Mere allocation of huge sums of money for quality will not bring quality.
If you can’t describe what you are doing as a process, you don’t know what you’re doing.
A bad system will beat a good person every time.
The result of long-term relationships is better and better quality and lower and lower costs.
It is not necessary to change. Survival is not mandatory.
Quality is everyone’s responsibility.
Quality is pride of workmanship.
If you don’t understand how to run an efficient operation, new machinery will just give you new problems of operation and maintenance. The sure way to increase productivity is to better administrate man and machine.
Profit in business comes from repeat customers, customers that boast about your project or service, and that bring friends with them.
Customer expectations? Nonsense. No customer ever asked for the electric light, the pneumatic tire, the VCR, or the CD. All customer expectations are only what you and your competitor have led him to expect. He knows nothing else.
People with targets and jobs dependent upon meeting them will probably meet the targets – even if they have to destroy the enterprise to do it.
No one knows the cost of a defective product – don’t tell me you do. You know the cost of replacing it, but not the cost of a dissatisfied customer.
The prevailing – and foolish – attitude is that a good manager can be a good manager anywhere, with no special knowledge of the production process he’s managing. A man with a financial background may know nothing about manufacturing shoes or cars, but he’s put in charge anyway.
I am forever learning and changing.
Innovation comes from the producer – not from the customer.
My mother was my biggest role model. She taught me to hate waste. We never wasted anything.
Export anything to a friendly country except American management.
Any manager can do well in an expanding market.
Research shows that the climate of an organization influences an individual’s contribution far more than the individual himself.
The big problems are where people don’t realize they have one in the first place.

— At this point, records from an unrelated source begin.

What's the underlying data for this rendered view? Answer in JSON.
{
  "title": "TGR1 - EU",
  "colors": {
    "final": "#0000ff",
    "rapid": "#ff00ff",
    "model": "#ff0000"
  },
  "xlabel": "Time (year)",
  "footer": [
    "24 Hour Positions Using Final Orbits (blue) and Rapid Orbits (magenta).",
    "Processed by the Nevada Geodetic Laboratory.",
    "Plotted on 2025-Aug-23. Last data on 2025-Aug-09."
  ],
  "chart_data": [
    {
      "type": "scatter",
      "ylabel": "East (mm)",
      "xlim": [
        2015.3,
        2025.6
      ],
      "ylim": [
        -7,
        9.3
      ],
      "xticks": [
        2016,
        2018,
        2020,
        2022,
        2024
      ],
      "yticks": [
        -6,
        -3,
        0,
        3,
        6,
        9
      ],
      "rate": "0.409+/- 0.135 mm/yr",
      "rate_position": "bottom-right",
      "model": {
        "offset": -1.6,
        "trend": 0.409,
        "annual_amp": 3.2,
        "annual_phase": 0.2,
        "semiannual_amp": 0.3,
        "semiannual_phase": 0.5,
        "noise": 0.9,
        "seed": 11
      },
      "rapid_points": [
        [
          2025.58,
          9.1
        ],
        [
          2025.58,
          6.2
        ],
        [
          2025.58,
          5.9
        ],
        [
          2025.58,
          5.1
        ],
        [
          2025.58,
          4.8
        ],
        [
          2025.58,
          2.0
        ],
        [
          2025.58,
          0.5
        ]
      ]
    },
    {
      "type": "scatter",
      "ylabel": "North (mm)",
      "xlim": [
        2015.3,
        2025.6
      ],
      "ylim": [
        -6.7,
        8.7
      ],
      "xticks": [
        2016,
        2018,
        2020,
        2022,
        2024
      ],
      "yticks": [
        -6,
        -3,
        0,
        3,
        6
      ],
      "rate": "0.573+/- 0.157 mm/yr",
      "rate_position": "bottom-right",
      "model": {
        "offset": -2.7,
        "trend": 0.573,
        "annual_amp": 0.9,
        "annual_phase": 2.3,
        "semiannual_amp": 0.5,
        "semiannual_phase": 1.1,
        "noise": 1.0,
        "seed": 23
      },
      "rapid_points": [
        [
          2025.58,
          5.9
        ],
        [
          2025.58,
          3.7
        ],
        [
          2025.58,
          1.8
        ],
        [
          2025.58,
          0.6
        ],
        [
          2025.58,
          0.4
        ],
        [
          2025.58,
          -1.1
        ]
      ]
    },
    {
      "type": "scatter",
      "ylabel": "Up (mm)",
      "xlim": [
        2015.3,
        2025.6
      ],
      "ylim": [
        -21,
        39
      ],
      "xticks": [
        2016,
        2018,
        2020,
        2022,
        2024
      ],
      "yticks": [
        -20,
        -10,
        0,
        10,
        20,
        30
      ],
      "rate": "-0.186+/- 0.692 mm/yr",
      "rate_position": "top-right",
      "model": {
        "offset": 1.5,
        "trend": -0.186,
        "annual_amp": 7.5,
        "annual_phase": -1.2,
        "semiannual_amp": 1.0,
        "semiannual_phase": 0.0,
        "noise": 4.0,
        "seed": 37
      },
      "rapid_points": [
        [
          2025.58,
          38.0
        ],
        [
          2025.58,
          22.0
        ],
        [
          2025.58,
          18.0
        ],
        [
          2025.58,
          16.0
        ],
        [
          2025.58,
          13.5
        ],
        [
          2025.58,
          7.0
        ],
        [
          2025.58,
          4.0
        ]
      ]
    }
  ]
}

The emphasis should be on why we do a job.
Eliminate numerical quotas, including Management by Objectives.
If you do not know how to ask the right question, you discover nothing.
All anyone asks for is a chance to work with pride.
The average American worker has 50 interruptions a day, of which 70% have nothing to do with work.
Whenever there is fear, you will get wrong figures.
Declining productivity and quality means your unit production costs stay high but you don’t have as much to sell. Your workers don’t want to be paid less, so to maintain profits, you increase your prices. That’s inflation.
The prevailing system of management has crushed fun out of the workplace.
People don’t like to make mistakes.
American management thinks that they can just copy from Japan. But they don’t know what to copy.
In Japan, a company worker’s position is secure. He is retrained for another job if his present job is eliminated by productivity improvement.